É uma história extraordinária, breve e difícil de entender. Joana teria sido realmente uma visionária? Ou estava completamente louca? Como conseguiu sendo mulher, quase menina na verdade, analfabeta e camponesa, sem conhecimentos militares ou políticos, desempenhar um papel tão decisivo na história da França?
Força inspiradora
Do ponto de vista puramente técnico, é preciso levar em consideração que se passaram dois meses entre o momento em que Joana comunicou sua visão ao delfim Carlos — título de nobreza que se usava na França para designar os príncipes herdeiros do trono — até ser enviada para Orleans.
"Durante o primeiro mês, teólogos a examinaram para tentar decidir se as alegações de que era uma enviada de Deus eram verdadeiras", explica à BBC News Mundo, serviço em espanhol da BBC, Helen Castor, historiadora e autora da aclamada biografia Joana D'Arc - A Surpreendente História da Heroína Que Comandou o Exército Francês.
Também verificaram, segundo documentos históricos, sua condição de virgem.
"No segundo mês, enquanto sua armadura estava sendo preparada, Joana recebeu treinamento básico para aprender a montar um cavalo de guerra e portar armas na batalha", diz ela.

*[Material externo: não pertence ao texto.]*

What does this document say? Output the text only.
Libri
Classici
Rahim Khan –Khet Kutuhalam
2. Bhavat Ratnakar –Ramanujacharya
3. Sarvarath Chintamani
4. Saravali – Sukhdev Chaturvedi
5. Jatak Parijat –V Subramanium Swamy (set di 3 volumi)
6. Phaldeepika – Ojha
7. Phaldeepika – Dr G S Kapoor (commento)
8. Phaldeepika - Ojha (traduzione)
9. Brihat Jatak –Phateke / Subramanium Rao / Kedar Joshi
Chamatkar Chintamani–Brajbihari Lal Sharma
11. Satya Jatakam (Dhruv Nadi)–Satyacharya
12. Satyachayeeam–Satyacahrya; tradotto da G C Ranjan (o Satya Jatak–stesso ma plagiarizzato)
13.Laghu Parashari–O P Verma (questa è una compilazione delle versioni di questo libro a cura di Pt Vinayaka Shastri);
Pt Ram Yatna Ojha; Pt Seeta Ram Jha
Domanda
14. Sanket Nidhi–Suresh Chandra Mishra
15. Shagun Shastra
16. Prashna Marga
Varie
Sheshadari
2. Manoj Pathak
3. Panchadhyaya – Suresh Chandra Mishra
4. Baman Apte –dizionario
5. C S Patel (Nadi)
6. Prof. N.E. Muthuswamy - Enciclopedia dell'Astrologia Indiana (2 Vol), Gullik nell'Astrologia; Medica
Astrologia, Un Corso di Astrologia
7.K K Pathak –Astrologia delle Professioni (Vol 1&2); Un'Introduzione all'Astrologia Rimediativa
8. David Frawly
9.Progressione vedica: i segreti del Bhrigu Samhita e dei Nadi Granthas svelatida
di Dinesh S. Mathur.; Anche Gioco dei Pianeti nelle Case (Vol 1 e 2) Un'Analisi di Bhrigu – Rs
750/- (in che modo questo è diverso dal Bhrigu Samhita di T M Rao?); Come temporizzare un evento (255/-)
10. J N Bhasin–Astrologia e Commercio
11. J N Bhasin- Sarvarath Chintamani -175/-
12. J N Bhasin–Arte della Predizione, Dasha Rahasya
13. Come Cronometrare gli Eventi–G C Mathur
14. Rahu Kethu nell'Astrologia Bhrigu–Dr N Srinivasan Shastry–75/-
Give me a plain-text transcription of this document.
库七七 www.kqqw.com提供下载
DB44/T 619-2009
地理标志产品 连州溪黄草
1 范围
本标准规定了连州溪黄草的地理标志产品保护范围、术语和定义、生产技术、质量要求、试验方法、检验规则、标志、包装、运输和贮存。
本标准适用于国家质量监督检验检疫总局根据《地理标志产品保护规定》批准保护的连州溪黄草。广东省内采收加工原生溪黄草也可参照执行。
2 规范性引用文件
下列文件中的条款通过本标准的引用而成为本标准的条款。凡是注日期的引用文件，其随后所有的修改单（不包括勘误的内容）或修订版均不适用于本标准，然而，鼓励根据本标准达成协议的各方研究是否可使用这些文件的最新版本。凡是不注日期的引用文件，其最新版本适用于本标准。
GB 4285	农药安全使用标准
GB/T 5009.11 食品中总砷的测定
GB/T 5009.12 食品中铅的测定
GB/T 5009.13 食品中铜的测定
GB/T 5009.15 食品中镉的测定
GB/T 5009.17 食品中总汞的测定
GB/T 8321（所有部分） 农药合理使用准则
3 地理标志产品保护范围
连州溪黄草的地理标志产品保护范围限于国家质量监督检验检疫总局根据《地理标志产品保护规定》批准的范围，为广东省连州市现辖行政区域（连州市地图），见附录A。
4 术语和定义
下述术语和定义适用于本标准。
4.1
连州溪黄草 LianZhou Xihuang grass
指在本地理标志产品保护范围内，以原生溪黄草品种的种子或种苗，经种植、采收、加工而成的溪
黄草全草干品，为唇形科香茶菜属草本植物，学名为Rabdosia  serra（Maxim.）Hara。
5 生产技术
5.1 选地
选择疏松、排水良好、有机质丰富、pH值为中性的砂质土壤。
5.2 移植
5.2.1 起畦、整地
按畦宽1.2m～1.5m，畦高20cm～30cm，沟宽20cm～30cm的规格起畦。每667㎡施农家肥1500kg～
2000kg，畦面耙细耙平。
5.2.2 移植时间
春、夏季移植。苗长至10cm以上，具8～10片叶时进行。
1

"Mas, na verdade, ela nunca lutou. Em vez de um machado ou uma espada, ela carregava um estandarte."
No entanto, o que acabou sendo fundamental para reverter a situação foi "a fé, o propósito e a profunda convicção de que se ela liderasse as tropas contra os ingleses em Orleans, Deus estaria ao seu lado e eles ganhariam a batalha".
A essa altura, a França estava tomada por uma sangrenta guerra civil de anos entre os Armagnacs e os Borguinhões (duas facções da família real), ao mesmo tempo em que enfrentava a Inglaterra, que cobiçava o trono francês.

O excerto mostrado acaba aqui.